We have frequently said in chancery cases that the trial judge has the advantage we *125do not possess of seeing and hearing the witnesses and that his conclusions on the facts are always helpful in our solution of them. We have examined this record having this rule in mind and are constrained to reach a different conclusion than did the circuit judge. As we hear chancery cases de novo, this court is the ultimate trier of the facts in equity cases, and while we are aided by the findings of the trial judge, we are not controlled by them. In the instant case we are satisfied the facts are as claimed by the defendant. The bill filed sets up a common-law marriage, prays for a decree of divorce, an accounting, the enforcement of a claimed contract to convey real estate, an injunction, and for general relief. All of the specific prayers were abandoned at the hearing and the sole relief then sought was an affirmation of the marriage under section 11395, 3 Comp. Laws 1915, and alimony.
These parties met in 1914. He was then 66, she 46 years old. Both had been married before and both had grown children. Her first husband was a veteran of the Civil War and she was drawing a widow’s pension. Their acquaintance continued, and in the early fall of 1915 she commenced to keep house for him. September 27th he obtained a marriage license from the clerk of Ingham county, having made the requisite affidavit before a justice of the peace at Webberville where he resided. October 2d the parties went to Jackson.

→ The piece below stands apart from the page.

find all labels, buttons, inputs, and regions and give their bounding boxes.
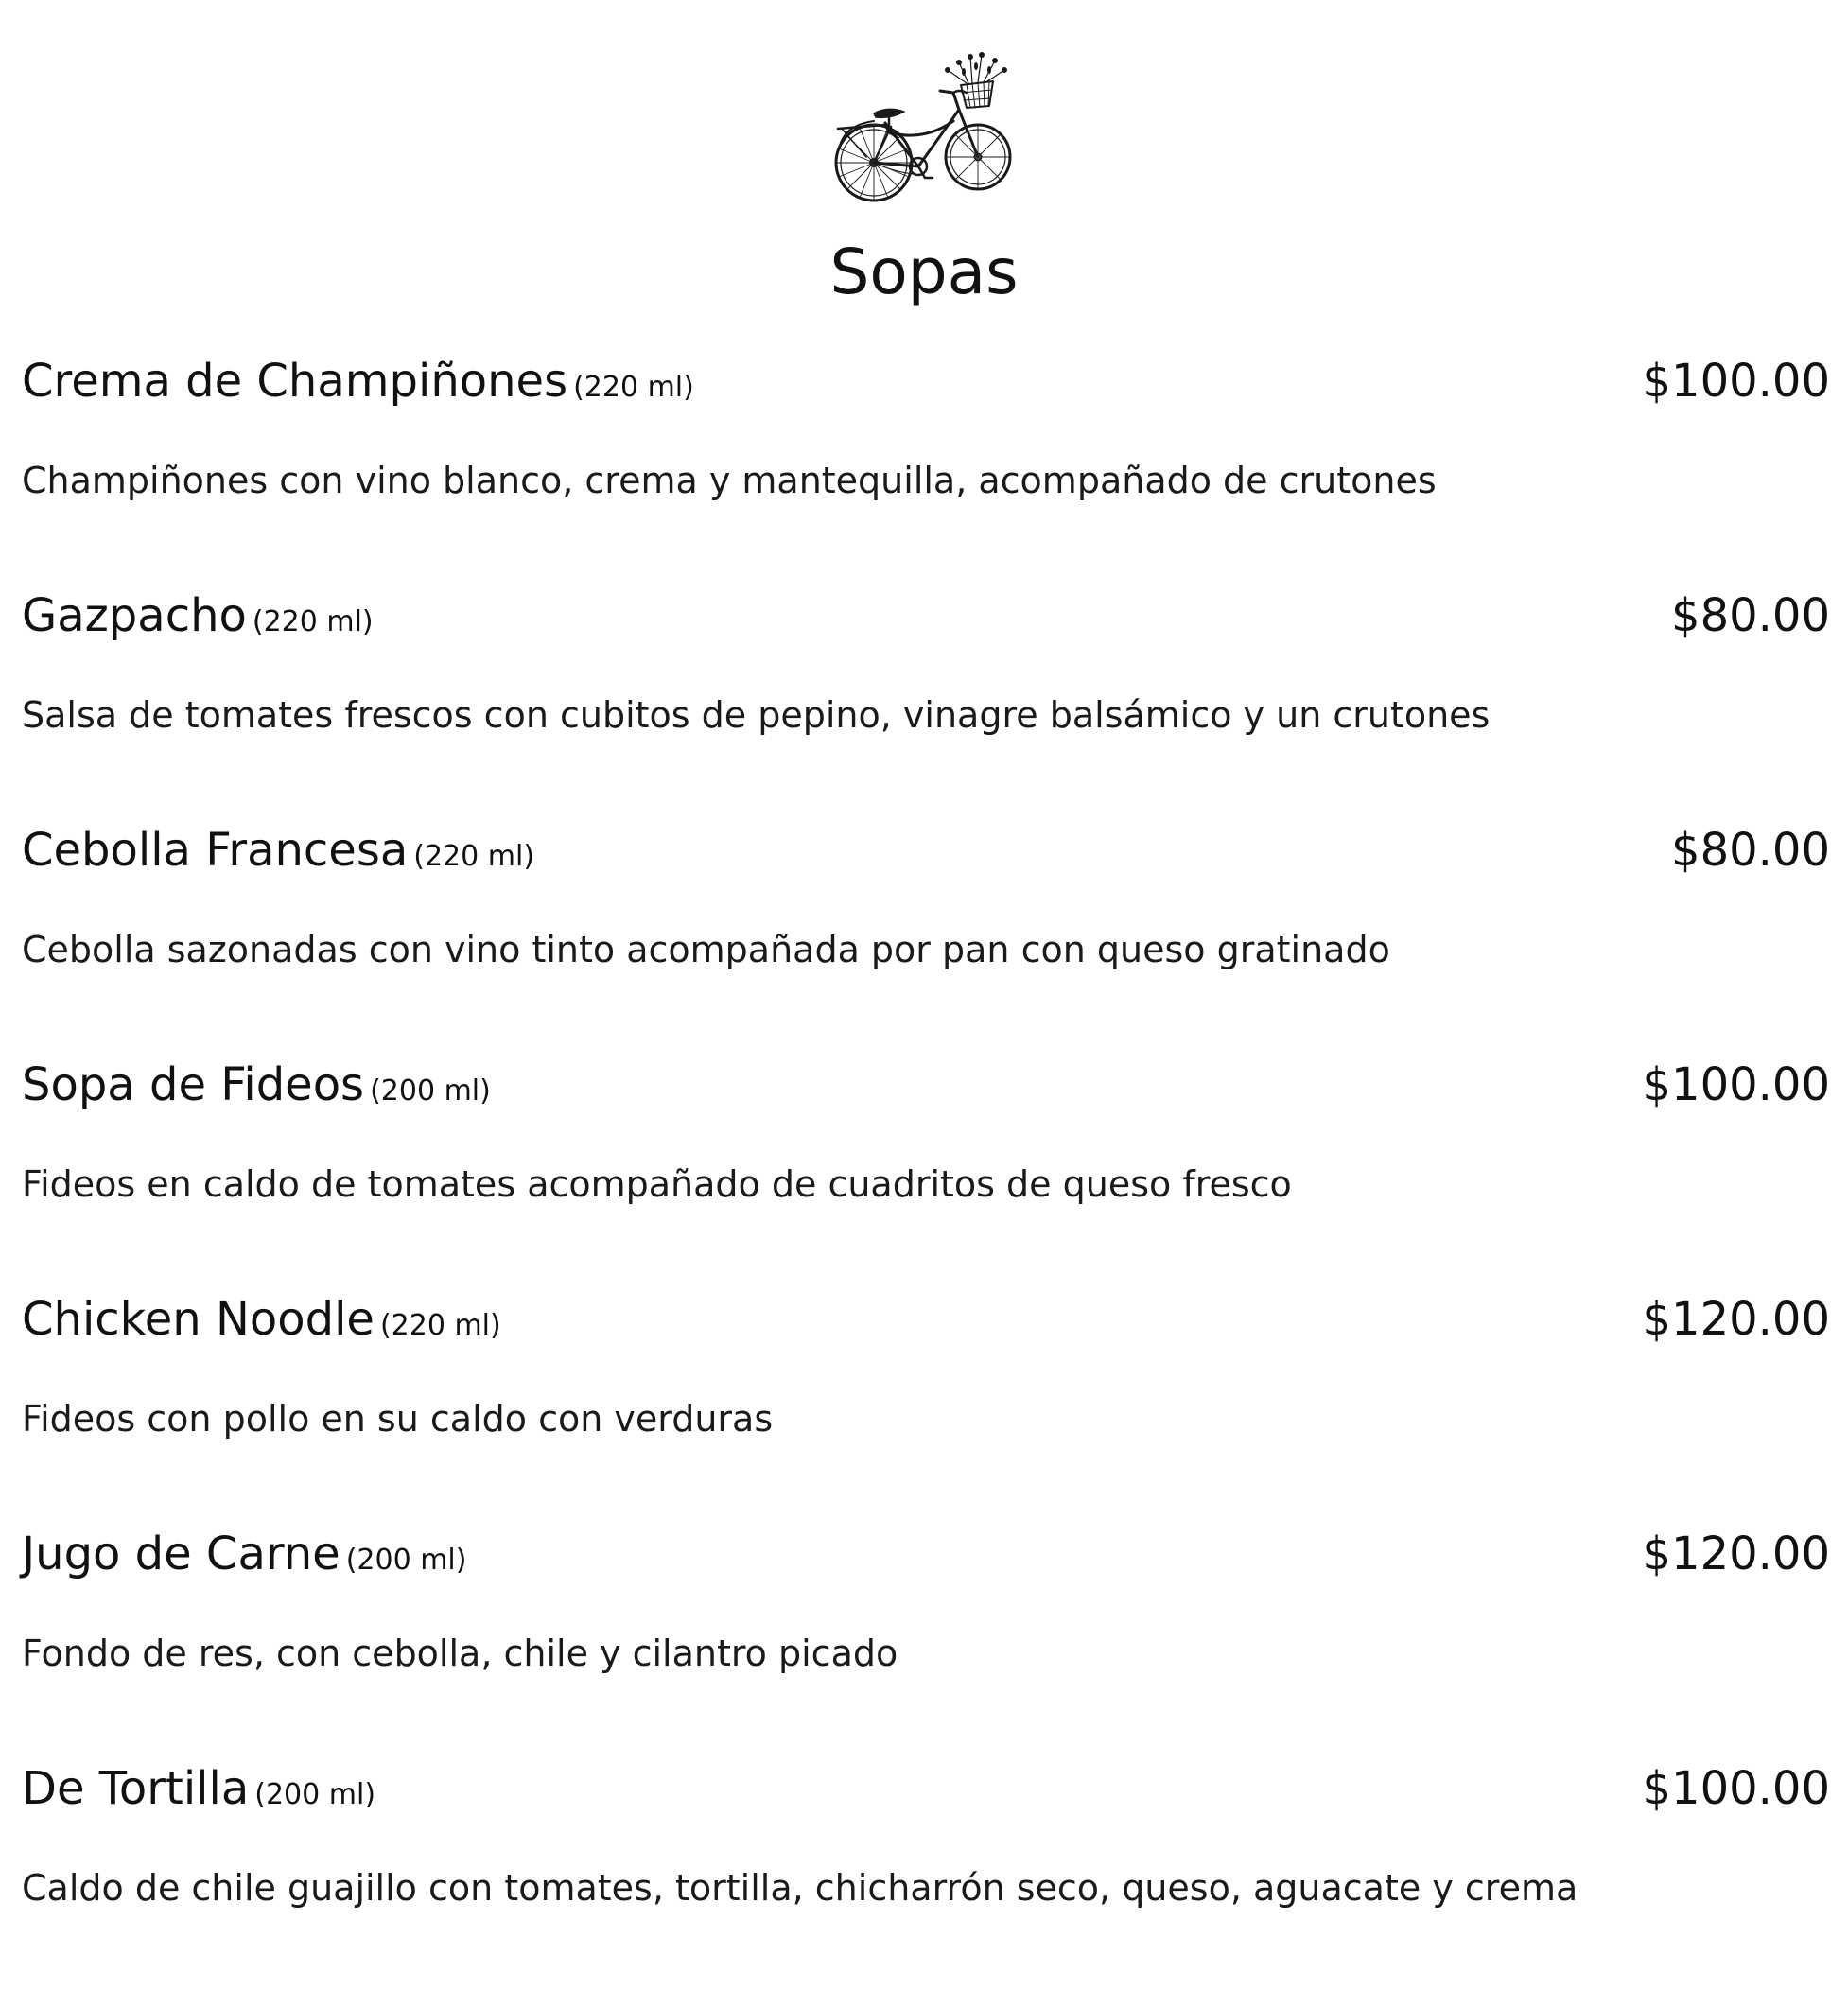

It is the claim of the plaintiff that on the way over to Jackson defendant suggested that they . dispense with the marriage ceremony and pledge each other as husband and wife, that it would be just the same, and that she acquiesced and that they agreed presently to take each other for husband and wife. It is the claim and testimony of the defendant that he was very fond of plaintiff, wanted to marry her and *126proposed marriage to her; that she declined because she did not want to surrender her pension; that she said that she would not give up her pension for any man; that at her suggestion it was agreed that the license to marry should be taken out; that they should go away from Webberville, return, announce that they had been married and live together there, and that she should continue to draw her pension from the government.
The parties visited relatives of defendant at Jackson where he introduced plaintiff as his wife; from there they went to Owosso where they visited plaintiff’s daughter and defendant was introduced to the family as plaintiff’s husband; they then returned to Webberville, and announced their marriage; defendant bought cigars for the men and candy for the ladies, and for nearly six years they lived and passed as husband and wife, plaintiff all the time down to the hearing of the case in the court below drawing her pension as the widow of her deceased husband. We are convinced that defendant had great affection for plaintiff, would have married her but for her refusal based on her disinclination to give up her widow’s pension. She testifies:
“Q. So that the only reason on earth that you elderly people had for not going on and being married according to that license, was the fact that you wanted to save that pension?
“A. Yes.
“Q. And you have drawn the pension ever since?
“A. Yes.
“Q. And are you drawing it now?
“A. Yes.
“Q. And as the widow of your husband, Johnson, . deceased?
“A. Yes.
“Q. These pension vouchers come to you in what name?
“A. Mrs. James Johnson.
*127“Q. When you sign them to get the money, what do you sign?
“A. Mrs. James Johnson.”
The record discloses that the parties lived very happily together,' no word of complaint falls from defendant’s lips. Plaintiff’s granddaughter came to live with them and was sent to school and took the name of Lockwood. They were highly respected in the community, and until this bill was filed it was never questioned but that they had actually been married by a ceremonial marriage. Righteously for nearly six years, and until plaintiff filed this bill,- defendant protected plaintiff’s good name in the community. Frankly he tells the court of his desire to marry plaintiff and with equal frankness he admits that he has done everything possible to hold her out as his wife. Her testimony, on the other hand, is not only self-contradictory but in several instances is in conflict with the sworn allegations of her bill. Wé are convinced from this record that plaintiff desired to maintain a dual existence, wife of defendant in the community where she lived, widow of a war veteran in the pension department at Washington. Each three months she filed in the pension office her affidavit that she was a widow and had not remarried. Less than a week before the hearing in the court below she drew her pension for three months as the widow of James Johnson, and she now asks this court to cover her relations with defendant with the charitable mantle of a common-law marriage, and give its sanction to a Dr. Jekyll and Mr. Hyde existence. We must debline upon this record to do so. It is not sufficient to say that both parties were equally at fault. If they are in pari delicto a court of equity will not extricate them from the position in which they have by their own acts placed themselves. To constitute a common-law marriage there must be an agreement to presently take *128each other as husband and wife. We do not find such agreement was ever made; on the contrary we find it was not made.
The decree will be reversed and one here entered dismissing the bill. Neither party will recover costs.
Wiest, McDonald, Clark, Bird, Sharpe, Moore, and Steeke, JJ., concurred.